Темнота давила. Мозг словно пытался спрятать меня от происходящего, скрывая кадры и не давая осознать в полной мере того, что это все действительно происходит со мной. Но боль напоминала. Каждая клеточка тела ныла, кровоточа и указывая на реальность. Я забивалась в угол и пыталась считать секунды, чтобы хоть как-то понимать течение времени. Но каждый раз доходя до цифры «пятьдесят семь», я сбивалась. После пятидесяти семи заканчивались трещинки на стене возле дивана в моей квартирке. Как ни странно, эта цифра держала меня на плаву. Боль вытаскивала вниз, но как только сознание запускало отсчет — она отступала.
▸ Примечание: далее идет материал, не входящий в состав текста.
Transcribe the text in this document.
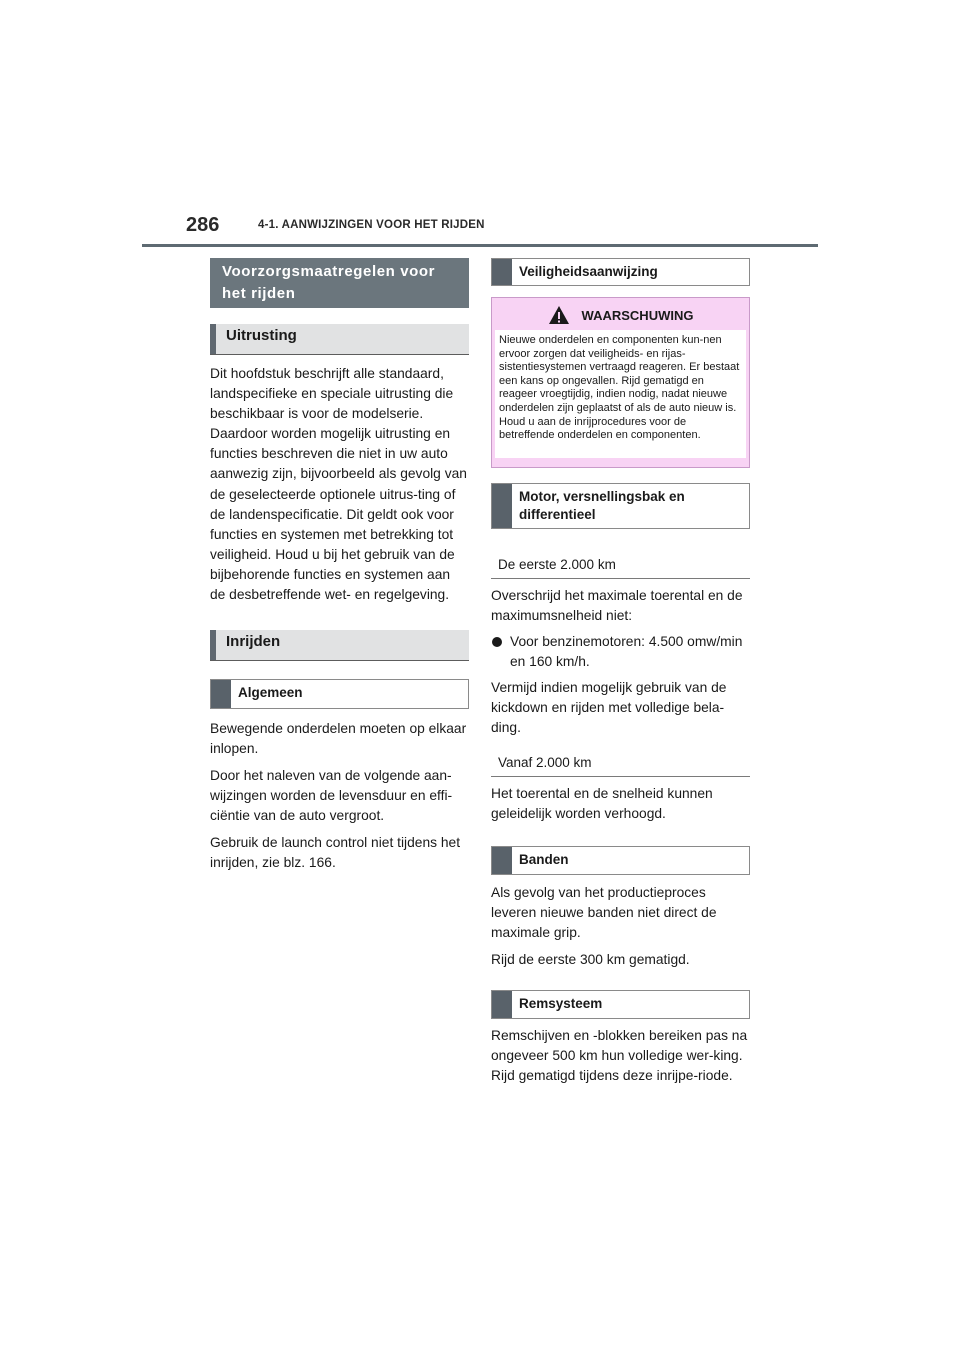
286	4-1. AANWIJZINGEN VOOR HET RIJDEN
Voorzorgsmaatregelen voor het rijden
Uitrusting

Dit hoofdstuk beschrijft alle standaard, landspecifieke en speciale uitrusting die beschikbaar is voor de modelserie. Daardoor worden mogelijk uitrusting en functies beschreven die niet in uw auto aanwezig zijn, bijvoorbeeld als gevolg van de geselecteerde optionele uitrus-ting of de landenspecificatie. Dit geldt ook voor functies en systemen met betrekking tot veiligheid. Houd u bij het gebruik van de bijbehorende functies en systemen aan de desbetreffende wet- en regelgeving.

Inrijden
Algemeen

Bewegende onderdelen moeten op elkaar inlopen.

Door het naleven van de volgende aan-wijzingen worden de levensduur en effi-ciëntie van de auto vergroot.

Gebruik de launch control niet tijdens het inrijden, zie blz. 166.

Veiligheidsaanwijzing
WAARSCHUWING
Nieuwe onderdelen en componenten kun-nen ervoor zorgen dat veiligheids- en rijas-sistentiesystemen vertraagd reageren. Er bestaat een kans op ongevallen. Rijd gematigd en reageer vroegtijdig, indien nodig, nadat nieuwe onderdelen zijn geplaatst of als de auto nieuw is. Houd u aan de inrijprocedures voor de betreffende onderdelen en componenten.
Motor, versnellingsbak en differentieel
De eerste 2.000 km

Overschrijd het maximale toerental en de maximumsnelheid niet:

Voor benzinemotoren: 4.500 omw/min en 160 km/h.

Vermijd indien mogelijk gebruik van de kickdown en rijden met volledige bela-ding.

Vanaf 2.000 km

Het toerental en de snelheid kunnen geleidelijk worden verhoogd.

Banden

Als gevolg van het productieproces leveren nieuwe banden niet direct de maximale grip.

Rijd de eerste 300 km gematigd.

Remsysteem

Remschijven en -blokken bereiken pas na ongeveer 500 km hun volledige wer-king. Rijd gematigd tijdens deze inrijpe-riode.
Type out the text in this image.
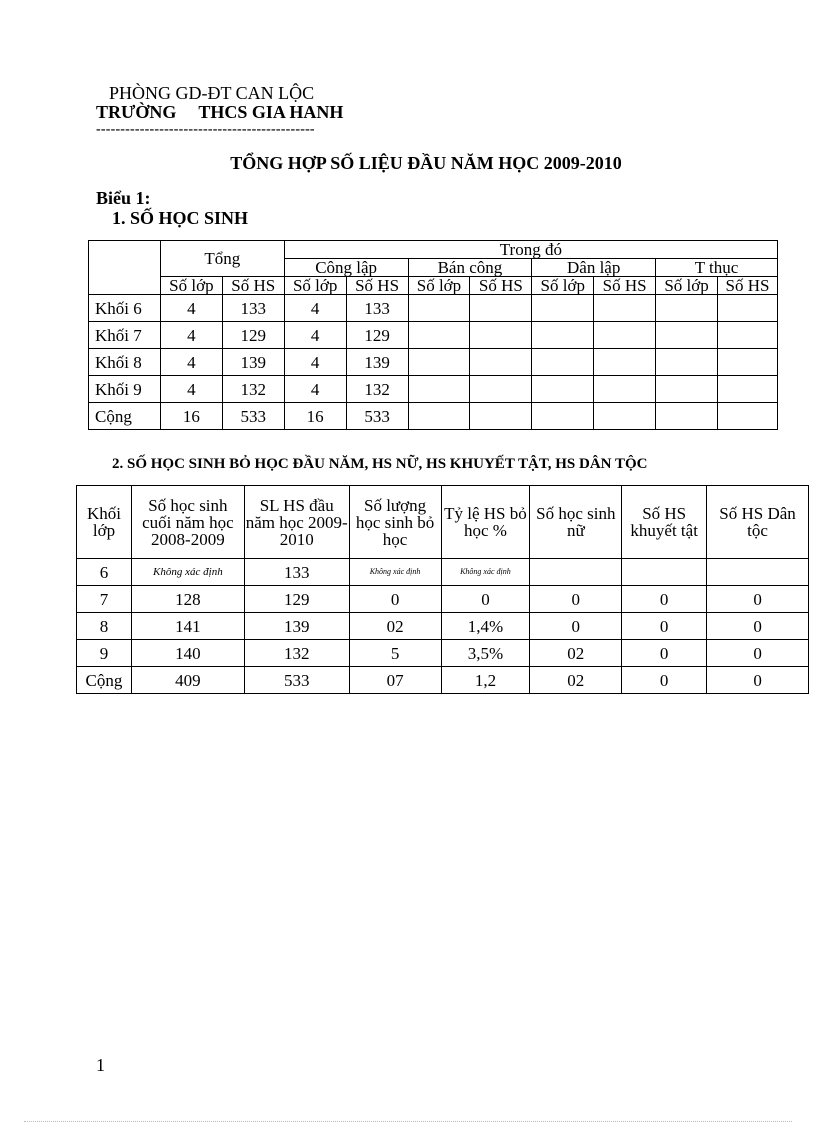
PHÒNG GD-ĐT CAN LỘC
TRƯỜNG THCS GIA HANH
---------------------------------------------
TỔNG HỢP SỐ LIỆU ĐẦU NĂM HỌC 2009-2010
Biểu 1:
1. SỐ HỌC SINH
	Tổng		Trong đó							
			Công lập		Bán công		Dân lập		T thục	
	Số lớp	Số HS	Số lớp	Số HS	Số lớp	Số HS	Số lớp	Số HS	Số lớp	Số HS
Khối 6	4	133	4	133						
Khối 7	4	129	4	129						
Khối 8	4	139	4	139						
Khối 9	4	132	4	132						
Cộng	16	533	16	533						
2. SỐ HỌC SINH BỎ HỌC ĐẦU NĂM, HS NỮ, HS KHUYẾT TẬT, HS DÂN TỘC
Khối lớp	Số học sinh cuối năm học 2008-2009	SL HS đầu năm học 2009-2010	Số lượng học sinh bỏ học	Tỷ lệ HS bỏ học %	Số học sinh nữ	Số HS khuyết tật	Số HS Dân tộc
6	Không xác định	133	Không xác định	Không xác định			
7	128	129	0	0	0	0	0
8	141	139	02	1,4%	0	0	0
9	140	132	5	3,5%	02	0	0
Cộng	409	533	07	1,2	02	0	0
1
Я помнила свой страх. Тот ужас, все те моменты, которые сковывали холодом каждый сантиметр организма. Мне хотелось кричать и звать маму на помощь, но вот незадача! Я не могла ухватиться за имя. Имя матери и ее облик стерлось из сознания. Как и собственное. Хотелось кричать, но не получалась.
Дверь в очередной раз распахнулась, пропуская тусклый свет в мою тюрьму. Обшарпанные стены, тонкий матрас, пахнущий так, словно кто-то забыл на свету ромашковый чай на несколько месяцев в закрытой бутылке. Шаги приближаются, а чьи-то руки резко поднимают меня, встряхивая. Веревка на руках натягивается, впиваясь в кожу. Человеческое тело не должно же так выгибаться? Или должно? Если бы я это помнила, то, возможно, смогла бы оценить состояние организма. Но мысли путались, бегали внутри черепной коробки, появляясь так внезапно, что уследить за их потоком казалось нереальным.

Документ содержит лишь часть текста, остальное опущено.